2017.02.04

「ミス・ペレグリンと奇妙なこどもたち」

ティム・バートンと言うだけで見に行くワタクシです。
この人のは、はずしたかな?と思う作品も少なくないのですが、うまくいったときの奇妙さ加減が好きで。本作は、割とうまくいったと思います。

邦題はペレグリンさんと子供たちの2本柱ですが、スポットライトがあたるのは子供たちの方。ミス・ペレグリンの方は、子供たちの生活環境を護るいわばインフラです。

そのインフラが囚われ、機能しなくなり、援けを得られなくなった子供たちが、状況にどう立ち向かっていくかというあらすじです。

子供たちにはそれぞれ、普通の人間にはない特異な能力があるのですが、それを生かすために必要なのものは何か、ということを、主人公の少年を通して描いています。結構いいです。
薬味に使っているボーイミーツガールやタイムスリップや成長物語やらの加減も良くて。

お話もなかなかですが、それにも増してこの作品のいいところは、映像の不思議な色合いでしょうか。現実世界の鈍く沈んだ色と、ミス・ペレグリンが作り出している閉じた楽園の明るく鮮やかな色との対比。
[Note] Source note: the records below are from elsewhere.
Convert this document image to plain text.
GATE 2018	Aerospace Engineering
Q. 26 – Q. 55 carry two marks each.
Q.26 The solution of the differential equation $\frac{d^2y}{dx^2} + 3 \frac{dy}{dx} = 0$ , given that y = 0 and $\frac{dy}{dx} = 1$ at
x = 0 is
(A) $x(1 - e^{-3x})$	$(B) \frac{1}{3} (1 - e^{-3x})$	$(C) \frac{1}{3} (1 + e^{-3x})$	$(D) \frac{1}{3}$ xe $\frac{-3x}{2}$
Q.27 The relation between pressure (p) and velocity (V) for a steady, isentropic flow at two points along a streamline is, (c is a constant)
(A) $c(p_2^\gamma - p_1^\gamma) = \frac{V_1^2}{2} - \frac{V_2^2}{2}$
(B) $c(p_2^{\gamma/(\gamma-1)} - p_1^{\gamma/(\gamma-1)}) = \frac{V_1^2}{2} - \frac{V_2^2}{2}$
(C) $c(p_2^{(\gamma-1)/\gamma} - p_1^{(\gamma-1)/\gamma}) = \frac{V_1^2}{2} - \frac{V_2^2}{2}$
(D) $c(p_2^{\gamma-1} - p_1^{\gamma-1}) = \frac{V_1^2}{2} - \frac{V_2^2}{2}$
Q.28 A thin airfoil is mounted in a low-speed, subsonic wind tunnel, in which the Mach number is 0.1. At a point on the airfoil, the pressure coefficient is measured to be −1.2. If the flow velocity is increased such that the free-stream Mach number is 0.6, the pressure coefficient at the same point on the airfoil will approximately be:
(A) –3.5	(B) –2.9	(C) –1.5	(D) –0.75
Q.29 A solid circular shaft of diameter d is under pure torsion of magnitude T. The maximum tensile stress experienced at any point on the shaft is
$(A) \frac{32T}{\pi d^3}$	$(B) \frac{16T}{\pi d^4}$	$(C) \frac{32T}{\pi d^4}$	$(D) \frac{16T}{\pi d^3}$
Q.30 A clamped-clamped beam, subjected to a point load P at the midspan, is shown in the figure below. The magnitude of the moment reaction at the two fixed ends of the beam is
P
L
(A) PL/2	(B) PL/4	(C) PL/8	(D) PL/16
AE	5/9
そしてキャスト。お話のうえでは一歩下がった位置にあるミス・ペレグリンですが、女優の強烈な存在感が、このキャラクタの魅力を放射しています。ちょっとした演技のあれこれが、いいなあエヴァ・グリーン。思わせぶりをわざとやって、ちゃんと狙った効果を嫌味なく出している。

はじめは、主人公の少年を含め、子供たち全員を上から目線で見ていた嫌な女性だったのが、お話の終わりに、子供たちの成長を、ちょっと見直したような表情を見せるのですが、それをほんの短いカットだけで演っている。
いいなあ、映画を見ていていいなあと思うのは、こういうときです。

ちょっと贔屓目かもしれませんが。


「キングダム・オブ・ヘブン」と「300 帝国の逆襲」では堂々の主役級でしたが、ここでは、脇役でありながら、要所で作品を引き締めている。そんな風です。

ファンタジーが好きなら、見て損はなさそうです。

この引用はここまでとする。